A big fish lover, Nicole was delighted with her choice and was very impressed with the dish. The hand cut chips were enormous, as were the sole goujons which had been cooked in a slightly herby batter. The tartare sauce was creamy and chunky and the salad was a lovely addition, providing some real fresh flavours to the dish.
For dessert, we'd decided to wait a wee while before tackling our blood orange panna cotta and citrus lemon tart and ordered another drink.
This time our server Maddy - who was fantastic may I add, recommended another drink from the Bartender's Creations menu to go alongside our desserts, telling us about the Cranachan.
Featuring Chambord, Dalmore 12, raspberry, cream and toasted oats, it sounded like a dessert in itself and something we'd both very much enjoy. The cocktail was so creamy and bursting with raspberry, it was super rich and was definitely a drink I could probably only manage one of, as divine as it was.
Our desserts arrived soon after receiving our drinks and we were both very chuffed with our choices.

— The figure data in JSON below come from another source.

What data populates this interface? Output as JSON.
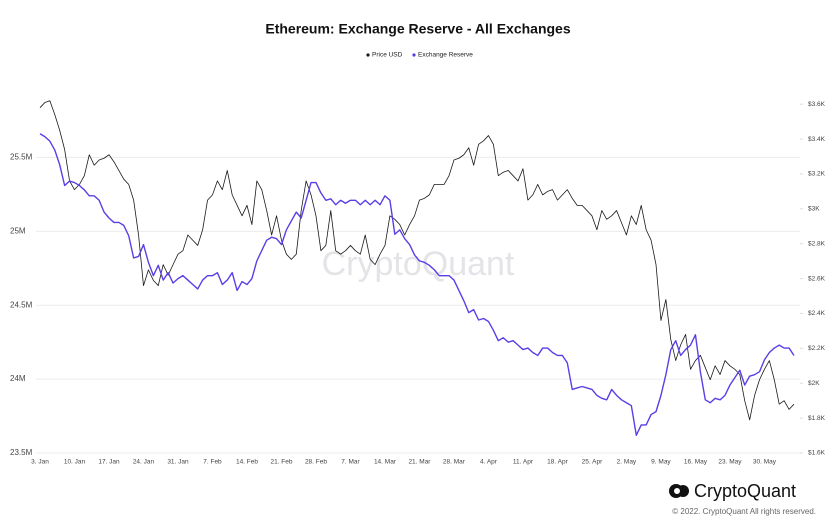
{
  "chart_data": {
    "type": "line",
    "title": "Ethereum: Exchange Reserve - All Exchanges",
    "watermark": "CryptoQuant",
    "footer": {
      "brand": "CryptoQuant",
      "copyright": "© 2022. CryptoQuant All rights reserved."
    },
    "categories": [
      "3. Jan",
      null,
      null,
      null,
      null,
      null,
      null,
      "10. Jan",
      null,
      null,
      null,
      null,
      null,
      null,
      "17. Jan",
      null,
      null,
      null,
      null,
      null,
      null,
      "24. Jan",
      null,
      null,
      null,
      null,
      null,
      null,
      "31. Jan",
      null,
      null,
      null,
      null,
      null,
      null,
      "7. Feb",
      null,
      null,
      null,
      null,
      null,
      null,
      "14. Feb",
      null,
      null,
      null,
      null,
      null,
      null,
      "21. Feb",
      null,
      null,
      null,
      null,
      null,
      null,
      "28. Feb",
      null,
      null,
      null,
      null,
      null,
      null,
      "7. Mar",
      null,
      null,
      null,
      null,
      null,
      null,
      "14. Mar",
      null,
      null,
      null,
      null,
      null,
      null,
      "21. Mar",
      null,
      null,
      null,
      null,
      null,
      null,
      "28. Mar",
      null,
      null,
      null,
      null,
      null,
      null,
      "4. Apr",
      null,
      null,
      null,
      null,
      null,
      null,
      "11. Apr",
      null,
      null,
      null,
      null,
      null,
      null,
      "18. Apr",
      null,
      null,
      null,
      null,
      null,
      null,
      "25. Apr",
      null,
      null,
      null,
      null,
      null,
      null,
      "2. May",
      null,
      null,
      null,
      null,
      null,
      null,
      "9. May",
      null,
      null,
      null,
      null,
      null,
      null,
      "16. May",
      null,
      null,
      null,
      null,
      null,
      null,
      "23. May",
      null,
      null,
      null,
      null,
      null,
      null,
      "30. May",
      null,
      null,
      null,
      null,
      null,
      null
    ],
    "series": [
      {
        "name": "Price USD",
        "color": "#1a1a1a",
        "axis": "y2",
        "values": [
          3580,
          3610,
          3620,
          3540,
          3450,
          3340,
          3160,
          3110,
          3140,
          3190,
          3310,
          3250,
          3280,
          3290,
          3310,
          3270,
          3220,
          3170,
          3140,
          3050,
          2850,
          2560,
          2650,
          2590,
          2560,
          2680,
          2620,
          2680,
          2740,
          2760,
          2850,
          2820,
          2790,
          2880,
          3050,
          3080,
          3160,
          3110,
          3220,
          3080,
          3020,
          2960,
          3020,
          2910,
          3160,
          3110,
          2990,
          2850,
          2960,
          2820,
          2740,
          2710,
          2740,
          2990,
          3160,
          3080,
          2960,
          2760,
          2790,
          2990,
          2760,
          2740,
          2760,
          2790,
          2760,
          2740,
          2850,
          2710,
          2680,
          2740,
          2790,
          2960,
          2940,
          2910,
          2850,
          2910,
          2960,
          3050,
          3060,
          3080,
          3140,
          3140,
          3140,
          3190,
          3280,
          3290,
          3310,
          3350,
          3250,
          3370,
          3390,
          3420,
          3370,
          3190,
          3210,
          3220,
          3190,
          3160,
          3230,
          3050,
          3080,
          3140,
          3080,
          3100,
          3110,
          3050,
          3080,
          3110,
          3060,
          3020,
          3020,
          2990,
          2960,
          2880,
          2990,
          2940,
          2960,
          2990,
          2920,
          2850,
          2960,
          2910,
          3020,
          2880,
          2820,
          2680,
          2360,
          2480,
          2250,
          2130,
          2220,
          2280,
          2080,
          2130,
          2160,
          2090,
          2020,
          2100,
          2050,
          2130,
          2100,
          2080,
          2050,
          1900,
          1790,
          1930,
          2020,
          2080,
          2130,
          2020,
          1880,
          1900,
          1850,
          1880
        ]
      },
      {
        "name": "Exchange Reserve",
        "color": "#5a3fe6",
        "values": [
          25660000,
          25640000,
          25610000,
          25550000,
          25450000,
          25310000,
          25340000,
          25330000,
          25310000,
          25280000,
          25240000,
          25240000,
          25210000,
          25130000,
          25090000,
          25060000,
          25060000,
          25040000,
          24970000,
          24820000,
          24830000,
          24910000,
          24790000,
          24700000,
          24770000,
          24670000,
          24720000,
          24650000,
          24680000,
          24700000,
          24670000,
          24640000,
          24610000,
          24670000,
          24700000,
          24700000,
          24720000,
          24640000,
          24670000,
          24720000,
          24600000,
          24660000,
          24640000,
          24680000,
          24800000,
          24870000,
          24940000,
          24960000,
          24950000,
          24910000,
          25010000,
          25070000,
          25130000,
          25090000,
          25210000,
          25330000,
          25330000,
          25260000,
          25210000,
          25220000,
          25180000,
          25210000,
          25190000,
          25210000,
          25210000,
          25180000,
          25210000,
          25180000,
          25210000,
          25180000,
          25240000,
          25210000,
          24980000,
          25010000,
          24950000,
          24910000,
          24840000,
          24800000,
          24790000,
          24770000,
          24740000,
          24700000,
          24700000,
          24700000,
          24670000,
          24600000,
          24530000,
          24450000,
          24470000,
          24400000,
          24410000,
          24390000,
          24330000,
          24260000,
          24280000,
          24250000,
          24260000,
          24230000,
          24200000,
          24210000,
          24180000,
          24160000,
          24210000,
          24210000,
          24180000,
          24160000,
          24160000,
          24110000,
          23930000,
          23940000,
          23950000,
          23940000,
          23930000,
          23890000,
          23870000,
          23860000,
          23930000,
          23890000,
          23860000,
          23840000,
          23820000,
          23620000,
          23690000,
          23690000,
          23760000,
          23780000,
          23890000,
          24030000,
          24200000,
          24260000,
          24160000,
          24200000,
          24230000,
          24300000,
          24050000,
          23860000,
          23840000,
          23870000,
          23860000,
          23890000,
          23960000,
          24010000,
          24060000,
          23960000,
          24020000,
          24030000,
          24050000,
          24130000,
          24180000,
          24210000,
          24230000,
          24210000,
          24210000,
          24160000
        ]
      }
    ],
    "ylim": [
      23500000,
      25990000
    ],
    "yticks": [
      {
        "value": 23500000,
        "label": "23.5M"
      },
      {
        "value": 24000000,
        "label": "24M"
      },
      {
        "value": 24500000,
        "label": "24.5M"
      },
      {
        "value": 25000000,
        "label": "25M"
      },
      {
        "value": 25500000,
        "label": "25.5M"
      }
    ],
    "y2lim": [
      1600,
      3710
    ],
    "y2ticks": [
      {
        "value": 1600,
        "label": "$1.6K"
      },
      {
        "value": 1800,
        "label": "$1.8K"
      },
      {
        "value": 2000,
        "label": "$2K"
      },
      {
        "value": 2200,
        "label": "$2.2K"
      },
      {
        "value": 2400,
        "label": "$2.4K"
      },
      {
        "value": 2600,
        "label": "$2.6K"
      },
      {
        "value": 2800,
        "label": "$2.8K"
      },
      {
        "value": 3000,
        "label": "$3K"
      },
      {
        "value": 3200,
        "label": "$3.2K"
      },
      {
        "value": 3400,
        "label": "$3.4K"
      },
      {
        "value": 3600,
        "label": "$3.6K"
      }
    ],
    "grid": true
  }
}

My blood orange panna cotta danced on my plate as Maddy placed it in front of me. The dessert came with a lovely orange syrup and an orange salsa which had been constructed with segments of blood orange, mint, passionfruit and raspberries. A large thin toasted wafer sat upright between the salsa and the panna cotta, and it was fantastic. Not only did it provide another texture to the dish, it brought a real sweetness to it which combatted the bitterness the blood orange salsa boasted. The panna cotta itself was lovely and light, and wobbled all over my plate any time I moved it.
Nicole's citrus lemon tart was served with a dollop of Chantilly cream and fresh raspberries. The lemon wasn't too tart which Nicole enjoyed a lot, it was quite sweet in comparison to other lemon tarts she's had, and the crispy pastry provided the perfect home for the creamy, custard lemon filling.
The raspberries went very well with the lemon and balanced the sweetness of the dish out with their fresh, more tart and slightly sour flavours. The addition of the coulis on the plate also added to this, and the Chantilly cream was an added bonus for her as she adores the vanilla essence based cream.
Bellies once again full, we were both left extremely impressed with the food offering Soul Bar has in store for Aberdeen Restaurant Week.
Not only are the menu's themselves great value for money, but both the lunch and dinner menu's boast an array of high quality food that not only shows off the chef's talents, but also highlights just how focused on providing something different and refreshing to the food scene in Aberdeen the establishment is.
If you haven't already booked, then it's worth getting in touch with them sooner rather than later as the venue gets booked up quite quickly in advance - especially during the weekend.